History of the MTPA


The Haddon site prior to the construction of the any buildings on site, or the arrival of any trams. 
Photo – Anthony Smith collection.


W4 670 & W3 663 on arrival at the Museum in 1976, prior to construction of the Carbarn. 
Photo – Anthony Smith collection.


View showing construction of south west curve. Photo- Anthony Smith


New lower terminus tram storage shed being erected. Photo- Anthony Smith


Construction of the front half of the Carbarn, 1979. 
Photo – Anthony Smith Collection.


The overhead trolley wire network over the south west curve being fabricated utilizing the museum’s tower wagon. Photo- Jacqui Smith


The Melbourne Tramcar Preservation Association was originally formed by a group of individuals in late 1974 as the Haddon Tramway Workshops, a registered business under which it was proposed to preserve historic tramcars.

The site at Haddon was purchased and a start was made on the construction of what is now the Workshop building to house Ballarat 30, which was the first tram on site at Haddon.

During the 1970’s, the Melbourne & Metropolitan Tramways Board were withdrawing and disposing of large numbers of trams.  After careful inspection, W3 663 and W4 670 were chosen for preservation, W4 670 being the first to arrive on site on 23 April 1976, with W3 663 following on 31 May.  W3 656 was obtained as a source of spare parts on 19 July 1976, with the body of the tram used in the construction of an on-site residence. 

In 1977, W2 Class trams Nos. 357, 499, and 505 arrived on site.  499 and 505 were dismantled for spare parts.  1977 also saw the arrival of the body of Victorian Railways tram No. 41.  The body had been used as a shed at Brighton until obtained for preservation. 

A cable car trailer was also briefly part of the collection before being donated to the Tramway Museum Society of Victoria, and for a number of years the Association also owned a number of former MMTB half cab buses.

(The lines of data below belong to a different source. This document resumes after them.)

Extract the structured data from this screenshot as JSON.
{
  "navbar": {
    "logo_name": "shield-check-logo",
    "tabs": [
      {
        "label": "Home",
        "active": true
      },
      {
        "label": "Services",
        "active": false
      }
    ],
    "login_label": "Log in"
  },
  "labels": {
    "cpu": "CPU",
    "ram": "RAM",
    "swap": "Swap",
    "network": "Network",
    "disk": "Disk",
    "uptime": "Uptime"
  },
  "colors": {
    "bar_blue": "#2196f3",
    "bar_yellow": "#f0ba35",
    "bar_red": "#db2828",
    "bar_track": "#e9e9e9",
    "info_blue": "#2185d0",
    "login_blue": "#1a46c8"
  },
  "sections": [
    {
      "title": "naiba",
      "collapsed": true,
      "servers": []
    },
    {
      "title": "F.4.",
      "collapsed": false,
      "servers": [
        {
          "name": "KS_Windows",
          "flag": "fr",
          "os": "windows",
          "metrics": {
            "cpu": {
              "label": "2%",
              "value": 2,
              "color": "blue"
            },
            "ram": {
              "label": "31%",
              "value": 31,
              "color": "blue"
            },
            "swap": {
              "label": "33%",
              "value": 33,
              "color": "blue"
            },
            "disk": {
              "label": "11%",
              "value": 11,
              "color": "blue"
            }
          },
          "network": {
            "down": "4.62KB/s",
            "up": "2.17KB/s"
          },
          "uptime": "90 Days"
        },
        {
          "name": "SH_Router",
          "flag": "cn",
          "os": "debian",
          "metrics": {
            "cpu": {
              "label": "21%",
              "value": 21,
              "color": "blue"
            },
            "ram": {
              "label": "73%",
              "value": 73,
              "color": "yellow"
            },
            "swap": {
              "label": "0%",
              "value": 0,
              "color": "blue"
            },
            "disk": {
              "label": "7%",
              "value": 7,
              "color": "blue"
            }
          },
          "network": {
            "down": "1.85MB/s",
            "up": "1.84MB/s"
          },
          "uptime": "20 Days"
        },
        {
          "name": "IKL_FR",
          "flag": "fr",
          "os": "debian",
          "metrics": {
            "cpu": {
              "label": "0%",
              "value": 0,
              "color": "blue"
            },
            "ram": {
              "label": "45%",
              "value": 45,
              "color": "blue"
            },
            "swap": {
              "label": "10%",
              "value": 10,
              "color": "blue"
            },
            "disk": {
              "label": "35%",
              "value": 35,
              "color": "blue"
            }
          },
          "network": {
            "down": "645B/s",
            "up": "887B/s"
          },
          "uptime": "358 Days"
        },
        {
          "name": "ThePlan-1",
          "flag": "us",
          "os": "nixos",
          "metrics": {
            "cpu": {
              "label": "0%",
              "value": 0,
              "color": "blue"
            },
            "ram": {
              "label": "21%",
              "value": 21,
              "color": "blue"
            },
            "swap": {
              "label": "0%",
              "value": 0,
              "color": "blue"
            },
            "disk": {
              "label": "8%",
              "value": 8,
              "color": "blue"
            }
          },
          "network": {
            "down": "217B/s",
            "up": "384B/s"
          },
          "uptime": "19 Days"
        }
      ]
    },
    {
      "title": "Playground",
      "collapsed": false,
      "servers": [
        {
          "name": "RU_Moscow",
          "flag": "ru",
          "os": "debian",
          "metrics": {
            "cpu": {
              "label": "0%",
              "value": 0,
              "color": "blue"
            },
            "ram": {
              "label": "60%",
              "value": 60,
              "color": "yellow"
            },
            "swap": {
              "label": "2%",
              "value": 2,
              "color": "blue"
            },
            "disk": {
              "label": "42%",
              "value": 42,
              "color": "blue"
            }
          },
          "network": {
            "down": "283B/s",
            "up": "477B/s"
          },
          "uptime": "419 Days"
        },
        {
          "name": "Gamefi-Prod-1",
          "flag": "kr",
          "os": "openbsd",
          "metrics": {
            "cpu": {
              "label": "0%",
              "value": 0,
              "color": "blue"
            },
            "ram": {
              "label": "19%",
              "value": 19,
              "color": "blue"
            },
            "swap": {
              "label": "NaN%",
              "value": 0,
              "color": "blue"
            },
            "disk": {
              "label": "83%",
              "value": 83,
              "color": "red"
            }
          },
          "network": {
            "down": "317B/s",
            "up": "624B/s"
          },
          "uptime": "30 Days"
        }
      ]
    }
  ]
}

Construction of the Carbarn to house the trams was completed in mid 1979.  1979 also saw the separation of the initial group of individuals, which resulted in Ballarat 30 being part of the separation arrangements and removed from Haddon.

1981-82 saw the arrival of W2 222 and 407 together with L 103 and 105.  W2 222 and L 105 were dismantled for parts, the parts from L 105 being put aside for the restoration of Victorian Railways tram No. 41, which previously had virtually identical equipment. 

An inaugural meeting to form the Melbourne Tramcar Preservation Association was held on 24 March 1984, with the Association incorporated on 26 May 1984.

Activities during the 1980’s centred around the construction of the infrastructure for the demonstration tramway.  Track, overhead and a substation to supply the DC power were constructed, together with other buildings and infrastructure including an electric and pneumatic test cell, a machine shop, and members facilities including kitchen and accommodation areas.

The first testing of the DC power supply occurred in May 1989 with a temporary connection allowing the compressor on W2 407 to be operated, however it was not until 29 July 1990 that W2 357 became the first tram to operate at Haddon.

Restoration of W4 670 was completed in April 1992, followed by W2 407 in December 1994.

The Association’s tramway was officially opened on 22 November 2000 during a visit by delegates attending the 25th Anniversary COTMA Conference in Ballarat.

In October 2001, Victorian Railways tram No. 41 was moved to Bendigo where it was jointly restored by MTPA members and Bendigo Tramways.  It was returned to service in Bendigo on 13 March 2005, and returned to Haddon on 1 April 2005.

Meanwhile L 103 was progressively being restored, having entered the Workshop on completion of W2 407.  Its trucks were modified and fitted with MV101 motors and it finally became operational on 24 November 2002.  Restoration of L 103 was completed in November 2007.

SW5 849 was added to the collection on 8 July 2008, replacing sister tram SW5 843 which had arrived previously at Haddon on 23 March 2007.  SW5 809, SW6 890, 901 and 947, and W7 1008 also arrived on site between 2007-8 for dismantling for parts, all being bodies that were accident damaged or in poor condition.

The latest acquisition to arrive is W5 792, purchased from the Sydney Tramway Museum. This tram still retains its three-door configuration and is being restored to its original 1937 condition.

Trams from the MTPA fleet are currently being loaned on a rotational basis to the Ballarat Tramway Museum, where the public can enjoy a ride on the MTPA’s trams in service on their operating street tramway around lake Wendouree.